The Office of Homeland Security needs more discretionary spending and authority -- including coordination with state and local governments -- several current and former government officials said at a conference this week.

The office was among the topics discussed during the Homeland Defense and Crisis Management conference, co-sponsored by E-Gov and the National Defense Industrial Association, in Washington, D.C., Dec. 18. (E-Gov is owned by 101 Communications LLC, which also owns Federal Computer Week.)

Stephen Ryan, former general counsel to the Senate Governmental Affairs Committee and now an attorney in private practice, said the government has to decide under what model the White House Office of Homeland Security, headed by former Pennsylvania Gov. Tom Ridge, should operate.

He said Congress has to pass legislation providing the office, which was created by an executive order from President Bush, with more discretionary spending and veto authority over agency appropriations relating to homeland security.
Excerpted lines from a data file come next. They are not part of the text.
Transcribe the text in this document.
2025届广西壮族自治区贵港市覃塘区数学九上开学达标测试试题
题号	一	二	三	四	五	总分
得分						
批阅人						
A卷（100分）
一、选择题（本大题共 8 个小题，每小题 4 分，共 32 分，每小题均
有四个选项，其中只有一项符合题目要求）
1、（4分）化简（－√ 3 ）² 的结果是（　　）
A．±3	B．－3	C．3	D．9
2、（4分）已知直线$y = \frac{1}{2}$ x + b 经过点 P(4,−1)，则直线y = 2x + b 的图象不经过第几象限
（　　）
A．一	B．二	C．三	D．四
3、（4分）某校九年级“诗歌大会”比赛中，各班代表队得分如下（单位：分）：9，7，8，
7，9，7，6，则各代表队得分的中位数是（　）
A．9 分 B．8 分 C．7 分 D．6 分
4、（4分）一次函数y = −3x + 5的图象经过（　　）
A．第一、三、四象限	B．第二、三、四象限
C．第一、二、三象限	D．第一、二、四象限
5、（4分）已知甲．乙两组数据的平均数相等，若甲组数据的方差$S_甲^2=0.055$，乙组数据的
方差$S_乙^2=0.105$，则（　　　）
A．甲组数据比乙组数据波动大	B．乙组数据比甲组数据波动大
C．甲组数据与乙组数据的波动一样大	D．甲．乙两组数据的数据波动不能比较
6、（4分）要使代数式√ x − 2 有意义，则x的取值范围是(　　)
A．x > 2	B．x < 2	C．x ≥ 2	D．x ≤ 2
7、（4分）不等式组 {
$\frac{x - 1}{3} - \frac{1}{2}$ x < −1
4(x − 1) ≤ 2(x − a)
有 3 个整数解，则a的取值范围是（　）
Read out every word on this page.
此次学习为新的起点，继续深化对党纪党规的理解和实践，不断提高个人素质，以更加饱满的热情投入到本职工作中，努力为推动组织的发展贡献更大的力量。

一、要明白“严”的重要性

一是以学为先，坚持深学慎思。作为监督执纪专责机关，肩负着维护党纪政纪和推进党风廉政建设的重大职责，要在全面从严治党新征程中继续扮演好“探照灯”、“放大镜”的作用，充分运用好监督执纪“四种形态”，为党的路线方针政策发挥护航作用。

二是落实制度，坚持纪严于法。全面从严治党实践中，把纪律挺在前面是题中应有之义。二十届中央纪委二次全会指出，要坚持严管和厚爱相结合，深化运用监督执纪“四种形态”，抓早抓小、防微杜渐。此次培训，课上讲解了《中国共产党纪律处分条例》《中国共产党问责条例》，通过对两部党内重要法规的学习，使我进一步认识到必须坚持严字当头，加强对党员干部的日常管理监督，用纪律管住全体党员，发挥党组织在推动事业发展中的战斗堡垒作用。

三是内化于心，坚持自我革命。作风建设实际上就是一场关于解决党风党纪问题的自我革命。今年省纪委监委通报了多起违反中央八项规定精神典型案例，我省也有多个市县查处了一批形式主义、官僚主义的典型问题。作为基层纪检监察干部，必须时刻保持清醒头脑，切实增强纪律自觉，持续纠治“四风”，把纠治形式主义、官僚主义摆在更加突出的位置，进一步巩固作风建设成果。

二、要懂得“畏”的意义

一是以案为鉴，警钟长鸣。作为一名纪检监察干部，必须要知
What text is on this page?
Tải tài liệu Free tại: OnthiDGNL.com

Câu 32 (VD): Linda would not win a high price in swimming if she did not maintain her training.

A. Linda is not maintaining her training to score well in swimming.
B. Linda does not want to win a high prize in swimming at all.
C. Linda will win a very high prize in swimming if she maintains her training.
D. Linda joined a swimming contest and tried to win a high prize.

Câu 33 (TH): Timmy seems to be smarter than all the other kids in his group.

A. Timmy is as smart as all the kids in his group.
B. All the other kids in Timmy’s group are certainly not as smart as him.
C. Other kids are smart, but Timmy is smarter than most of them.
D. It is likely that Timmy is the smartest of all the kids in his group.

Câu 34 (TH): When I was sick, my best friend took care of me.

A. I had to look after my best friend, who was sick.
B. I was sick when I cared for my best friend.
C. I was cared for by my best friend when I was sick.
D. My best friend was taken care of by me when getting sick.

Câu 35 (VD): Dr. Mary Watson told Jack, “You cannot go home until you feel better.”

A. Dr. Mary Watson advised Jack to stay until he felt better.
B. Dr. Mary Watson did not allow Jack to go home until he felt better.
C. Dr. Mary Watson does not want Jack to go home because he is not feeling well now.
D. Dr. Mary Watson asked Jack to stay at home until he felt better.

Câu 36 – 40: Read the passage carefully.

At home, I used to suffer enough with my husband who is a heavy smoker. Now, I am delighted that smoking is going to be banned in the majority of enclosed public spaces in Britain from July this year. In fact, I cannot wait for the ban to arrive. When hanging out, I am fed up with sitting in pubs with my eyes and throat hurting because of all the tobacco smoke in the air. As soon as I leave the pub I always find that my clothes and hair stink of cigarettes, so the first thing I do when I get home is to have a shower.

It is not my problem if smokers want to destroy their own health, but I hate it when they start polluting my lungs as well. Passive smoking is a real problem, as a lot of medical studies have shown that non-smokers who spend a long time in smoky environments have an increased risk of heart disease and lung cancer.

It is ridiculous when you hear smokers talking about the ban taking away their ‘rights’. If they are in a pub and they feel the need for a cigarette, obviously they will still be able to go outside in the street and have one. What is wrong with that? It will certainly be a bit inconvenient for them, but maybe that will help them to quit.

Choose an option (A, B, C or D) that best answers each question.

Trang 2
Ryan said that the office should be an "opening gambit" for a larger reorganization of some aspects of the federal government.

The power of the Office of Homeland Security ( appears to parallel the Office of the National Drug Control Policy, which can validate agency budgets relating to drug control policies and programs but cannot re-allocate resources, said Raymond Geoffroy, who heads the security and law enforcement branch of the operations division in the Marine Corps' Plans, Policies and Operations Department.

He said Ridge's office needs budgeting authority and oversight in order to provide a unified and coordinated approach among federal agencies involved in homeland security. Ridge previously said that his office is developing a multiyear budget cutting plan across all federal agencies and has pledged to cooperate with and assist state and local governments.

Mary Schiavo, former U.S. Transportation Department inspector general and now an aviation disaster attorney in private practice, said coordination among federal agencies as well as state and local efforts should become a function of Ridge's office "in a yet-unknown grant of power to be able to do that because it doesn't exist right now."

There were also greater calls for information sharing and coordination among the federal, state, and local governments as well as between the public and private sectors for protecting critical infrastructures, such as transportation systems and the electrical power grid.

George Foresman, deputy state coordinator for the Virginia Department of Emergency Management (, said the federal government has to fully engage the state and local governments as equal partners in the fight against terrorism and assist them technologically and financially. "The nature of this nation's preparedness for terrorism is an ad hoc approach," he said.